Why California’s Schools Are Losing Their Teachers

Why California’s Schools Are Losing Their Teachers
A classroom in Tustin, Calif., on March 10, 2021. (John Fredricks/The Epoch Times)
David Parker
2/23/2023
Updated:
3/2/2023
0:00
Commentary

One reason for the decline of public education in California is the inability of school districts to find, hire, and retain qualified teachers.

Not so in the 1950s and ’60s, when it was difficult for women to find employment other than in teaching or nursing. The reason public schools were excellent is that teachers were overqualified.

Today those women are lawyers, doctors, scientists, bankers, college professors—making three times a teacher’s salary (often more than their husbands).

Still, teaching is a profession. It’s like acting and sports: After years of training and looking forward to a thrilling career, no actor, athlete, or true teacher turns down an opportunity to exercise his or her craft. Truth be told, they would work for free.

Why? Because a profession is not a job; it’s a career in which, as you mature, you bring to the work everything you have learned and are still learning.

The rewards of a profession more than compensate for what is often a low salary. Professional baseball players’ salaries in the 1950s were meager (before advertisement revenue from television). Players traveled between cities on a Greyhound bus.

But when enthusiastic new teachers with master’s degrees in education from UC Berkeley and Stanford enter a classroom for the first time and discover that teaching isn’t really teaching but classroom management, which is not what they signed up for, many quit. This was more extreme in the 1980s—according to the California Commission on Teacher Credentialing, back then 50 percent of California teachers quit within three years and 75 percent within five—but it’s still a problem today.

Also, California can’t find qualified teachers because the teachers’ union and mainstream media have pushed so hard for diversity and inclusion that teachers are pressured not to suspend, expel, or even send students to the office for bad behavior. They are pressured, then, to creatively handle problems themselves, in the classroom, alone, at the expense of teaching, at the expense of a well-crafted lesson.

Consider Marina Middle School in San Francisco in January 2023. Faculty, security guards, social workers, and the principal left—thanks to a 2021 letter by California Superintendent of Public Instruction Tony Thurmond, directed to all school district superintendents.

According to the San Francisco Examiner, the letter stated: “Replace suspensions with support. Sending a student home from school does not address the root cause of a student’s behavior; it removes students from the learning environment; and it has a disproportionate impact on African American students and students with disabilities, among other marginalized groups that are underperforming academically and overrepresented in our criminal justice system.”

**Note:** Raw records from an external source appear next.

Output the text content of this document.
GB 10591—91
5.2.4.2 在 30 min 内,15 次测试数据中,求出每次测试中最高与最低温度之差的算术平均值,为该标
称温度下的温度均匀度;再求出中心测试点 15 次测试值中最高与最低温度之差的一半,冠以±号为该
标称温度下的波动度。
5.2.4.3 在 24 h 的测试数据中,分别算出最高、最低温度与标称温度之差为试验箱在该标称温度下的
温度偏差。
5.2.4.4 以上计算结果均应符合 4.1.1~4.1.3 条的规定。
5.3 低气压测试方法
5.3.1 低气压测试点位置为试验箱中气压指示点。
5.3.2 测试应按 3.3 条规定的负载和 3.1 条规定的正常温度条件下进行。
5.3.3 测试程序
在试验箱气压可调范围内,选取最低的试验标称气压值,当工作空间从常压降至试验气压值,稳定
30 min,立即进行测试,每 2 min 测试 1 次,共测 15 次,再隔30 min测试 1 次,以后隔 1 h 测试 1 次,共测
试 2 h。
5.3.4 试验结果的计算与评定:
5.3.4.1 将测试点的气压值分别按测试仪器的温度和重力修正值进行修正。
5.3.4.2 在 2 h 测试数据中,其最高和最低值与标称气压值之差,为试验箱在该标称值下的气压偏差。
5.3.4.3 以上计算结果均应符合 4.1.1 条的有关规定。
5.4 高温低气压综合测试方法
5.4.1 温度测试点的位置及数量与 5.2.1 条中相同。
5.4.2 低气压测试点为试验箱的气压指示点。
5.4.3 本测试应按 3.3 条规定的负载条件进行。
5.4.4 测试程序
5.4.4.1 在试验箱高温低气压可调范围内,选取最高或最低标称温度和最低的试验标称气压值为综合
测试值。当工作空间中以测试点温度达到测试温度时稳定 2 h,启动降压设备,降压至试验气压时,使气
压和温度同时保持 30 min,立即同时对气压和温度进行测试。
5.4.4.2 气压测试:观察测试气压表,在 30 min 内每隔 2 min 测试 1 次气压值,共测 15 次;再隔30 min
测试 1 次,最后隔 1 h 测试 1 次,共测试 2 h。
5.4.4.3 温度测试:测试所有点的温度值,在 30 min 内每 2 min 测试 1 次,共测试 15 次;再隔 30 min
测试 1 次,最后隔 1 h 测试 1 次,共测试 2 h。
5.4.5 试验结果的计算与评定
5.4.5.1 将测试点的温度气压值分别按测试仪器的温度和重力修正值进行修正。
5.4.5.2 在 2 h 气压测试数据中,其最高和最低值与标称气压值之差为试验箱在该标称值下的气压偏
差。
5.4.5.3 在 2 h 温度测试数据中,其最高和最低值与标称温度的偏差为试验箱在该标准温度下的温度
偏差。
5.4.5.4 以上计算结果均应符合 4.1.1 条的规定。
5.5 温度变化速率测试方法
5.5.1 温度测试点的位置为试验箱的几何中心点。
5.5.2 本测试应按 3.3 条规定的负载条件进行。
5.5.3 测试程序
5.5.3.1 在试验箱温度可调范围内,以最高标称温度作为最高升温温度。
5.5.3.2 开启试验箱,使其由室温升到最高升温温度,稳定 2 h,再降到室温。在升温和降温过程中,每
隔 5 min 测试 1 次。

Pure 1960s political activism, pure edubabble, it confuses correlation with causation—a huge error in logic.

That order completely neglects its social, political, and economic consequences; namely, that if students who disrupt are not thrown out immediately, students who do not disrupt (the silent majority) will leave, or their parents will pull them out, or teachers will leave.

The population of San Francisco in 1960 was 740,000, and 80,000 students were enrolled in the public schools. The population of San Francisco today is 815,000 (not much higher); 51,790 students are enrolled in the public schools (much lower).

So politicized by the Left, the nation’s public schools are now thoroughly incorporated into the “progressive industrial complex”—public housing, public schools, public prisons.

One solution may be to give students a voucher. Bad students would attend private schools, and good students would return to public schools. Why should parents pay property taxes, most of which go to public education, and then pay $20,000 to $40,000 a year per child to send their children to private school?

We should raise standards in public schools to what they were in the 1950s (even then, they were nowhere near as high as in Asia and Europe). That will bring back good students, raise test scores, and bring California from near the bottom nationwide for the last 40 years to near the top.

Another idea is to let underperforming students work at their own pace—with a grade that reflects that. An 11th-grade report card would look like this:

Subject                        Grade Level             Grade

English                        3                                C-

Math                            4                                C+

PE                                11                               B+

Working at their own pace, students might enjoy school—except that elementary and middle school (K–8) will be all they are entitled to. High school (9–12) would be open only to students at grade level. Parents, rather than teachers, may start encouraging their children to stay in school.

Students not interested in school will go to work. With America’s dynamic economy, there’s plenty of work.

Views expressed in this article are opinions of the author and do not necessarily reflect the views of The Epoch Times.
David Parker is an investor, author, jazz musician, and educator based in San Francisco. His books, “Income and Wealth” and “A San Francisco Conservative,” examine important topics in government, history, and economics, providing a much-needed historical perspective. His writing has appeared in The Economist and The Financial Times.